Do We Pay As Much Attention to Positive Gestures as to Negative Ones?

I get a lot of newsletters in my e-mail and confess that they don’t all receive my full attention. But one I do try to read regularly is Joyce Rupp’s monthly reflection. The reflection I received this morning invites us to reflect on whether we see people as “essentially oriented to the good” or as “basically corrupted.”

Rupp’s post mentions a. book by Dutch author Rutger Bregman titled Humankind. His book presents stories designed to illustrate his contention that humans are “hardwired for kindness and cooperation.” He suggests that while humans have committed many horrific and evil acts, they commit a vastly higher percentage of good ones. The problem is that those positive action receive a lot less public attention than the evil ones, with the result that we have a tendency to view others suspiciously, rather than generously, thinking the worst of them rather than the best.

As Rupp recognizes from her own experience the “essence of human kindness is everywhere” if we only notice it.

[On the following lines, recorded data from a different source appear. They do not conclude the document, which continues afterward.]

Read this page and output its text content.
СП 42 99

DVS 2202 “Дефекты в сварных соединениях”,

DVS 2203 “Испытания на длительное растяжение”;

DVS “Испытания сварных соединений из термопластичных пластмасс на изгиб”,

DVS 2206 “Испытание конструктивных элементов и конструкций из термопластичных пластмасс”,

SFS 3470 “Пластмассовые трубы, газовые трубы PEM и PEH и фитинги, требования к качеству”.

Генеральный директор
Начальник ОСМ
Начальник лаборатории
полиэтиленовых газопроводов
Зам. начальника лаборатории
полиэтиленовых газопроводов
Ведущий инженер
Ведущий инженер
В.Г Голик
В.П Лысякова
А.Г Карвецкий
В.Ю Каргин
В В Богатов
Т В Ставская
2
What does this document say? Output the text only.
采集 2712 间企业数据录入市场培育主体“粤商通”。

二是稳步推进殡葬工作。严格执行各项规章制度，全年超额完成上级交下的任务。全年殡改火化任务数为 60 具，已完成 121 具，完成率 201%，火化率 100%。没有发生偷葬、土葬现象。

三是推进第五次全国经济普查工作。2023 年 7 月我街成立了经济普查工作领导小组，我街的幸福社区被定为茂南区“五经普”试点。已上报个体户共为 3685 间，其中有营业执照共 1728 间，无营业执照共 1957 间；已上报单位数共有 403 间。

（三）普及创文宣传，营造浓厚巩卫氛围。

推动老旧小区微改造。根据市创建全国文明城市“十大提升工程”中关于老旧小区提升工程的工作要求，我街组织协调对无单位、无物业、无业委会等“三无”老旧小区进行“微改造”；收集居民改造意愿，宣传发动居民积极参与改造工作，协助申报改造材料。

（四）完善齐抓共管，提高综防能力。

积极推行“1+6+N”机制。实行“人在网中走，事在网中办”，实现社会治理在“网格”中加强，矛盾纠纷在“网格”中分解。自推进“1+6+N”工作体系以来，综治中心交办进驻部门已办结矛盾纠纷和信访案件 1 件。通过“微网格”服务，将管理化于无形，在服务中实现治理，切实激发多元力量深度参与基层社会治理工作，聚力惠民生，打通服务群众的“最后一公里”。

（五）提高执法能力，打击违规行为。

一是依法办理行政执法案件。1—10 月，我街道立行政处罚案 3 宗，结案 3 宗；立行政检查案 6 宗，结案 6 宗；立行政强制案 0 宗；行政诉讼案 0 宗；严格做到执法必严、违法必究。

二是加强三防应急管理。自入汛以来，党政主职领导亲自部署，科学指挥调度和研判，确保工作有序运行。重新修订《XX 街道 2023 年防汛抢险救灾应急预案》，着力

So, do you notice the people shoveling snow for their neighbors, as many in the Twin Cities have done after last week’s major snowfall? Do you notice those collecting goods for local organizations providing assistance to those being hard hit economically? Or do you only attend to stories of stolen packages of porches and similar venal acts?

What we notice affects how we respond to others, whether we view them with suspicion or generosity, whether or not we trust in the fundamental goodness of human beings or not.